As with most films nowadays, there are two distinct musical elements, the film's score and the film's soundtrack. The soundtrack referred to here us through the liberal application of pop songs throughout a film. Whether they are oldies, country, standards, or even newer rock and pop songs, can't get away from films being permeated with that music. This is usually done nowadays in place of a score, limiting a composer's involvement to about 15-30 minutes of work for a 90-minute picture. I only bring this up to mention how completely different the musical score can be from the soundtrack for the same film. Enough so, that upon listening to one with out the other has you expecting one thing from a movie that you inevitably will not get.

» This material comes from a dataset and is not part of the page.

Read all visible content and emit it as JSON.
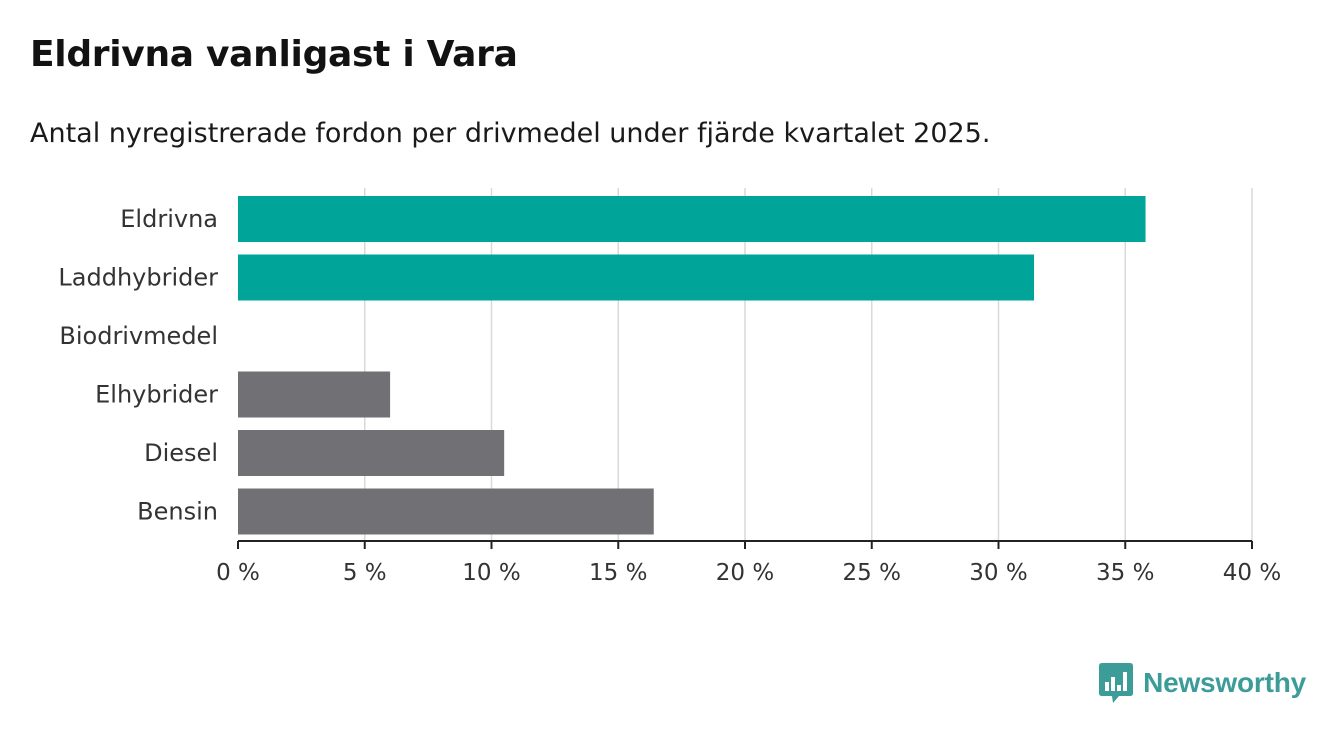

The soundtrack, as released by Hip-O records, is basically filled with 1970s semi-pop songs (with an emphasis on Three Dog Night) that are well placed in a jukebox of a local greasy spoon - and as the film was basically populated with "townies", the collection of songs works pretty well in the film. Additionally, the unreleased (except on a promotional CD) score by relative newcomer Michael Travera gets you thinking about the film in the right way. The film is a comedic mystery about who killed the most unliked woman in town, Mona Dearly, and the hunt for suspects, no matter how numerous, thereafter. Everyone has a motive and no one is willing to produce answers for Police Chief Wyatt Rash, played by Danny DeVito, to help wrap the case up quickly. Since it's an oddball story to begin with, Michael produces an equally oddball score, with elements of ragtime, old-fashioned jazz, and a touch of the recently rediscovered Klezmer style of music. Of course, no one will ever get to hear that, because none of it appears on the album.
As I mentioned earlier, the songs here are what can be construed, at one time or another, as "pop" hits. This release has four entries from Three Dog Night as well as Mungo Jerry's lone hit, "In The Summertime", making, from what I know, it's first appearance on a soundtrack in years, possibly ever. Among the number of reviews I've seen of this film highlighting it's take on "white trash", I'm not sure this would be the kind of music they would really listen to. I grew up near prime social real estate like that, and if this album was meant to portray that, I think they missed their mark by leaps and bounds. For the setting of the mid to late 1980s, we should be thinking pro-wrestling, swap meets and monster truck rallies… actually not much different from today. I think a visit to any of the venues mentioned will at least help get the gist of the musical tastes. No matter how many folks say how great a "song" is that has been taken from the pop world and placed onto a soundtrack, it's still just pimping the film based upon the past performance of the song. That's my own opinion, I could be wrong.
With sixteen vocal prostitutes for the film on this album, it would have been nice to give the score some credit. Even RCA's Return To Me, which I also lambasted for same treatment of songs, had enough to give two tracks to the composer, Nicholas Pike. What makes an album like this a travesty, both to the film it's for, and to soundtracks in general, is the need to toy with the original songs. Case in point, adding a toilet flush to Three Dog Night's "Sure As I'm Sitting Here". Great, it may have been funny in the movie, and bring back what ever humor may have been gleaned from the movie, but I'm sure Three Dog Night and their legion, albeit somewhat smaller nowadays, of fans dislike the usage and connotation. I guess my main complaint, is that if you're a record company trying to resurrect sales of old catalog songs, put out a compilation as a compilation and stop using films as pimps for it. It's also releases like this that lend no hope for the future of film soundtracks approaching anything other than being marketing tools in an effort to support box office receipts.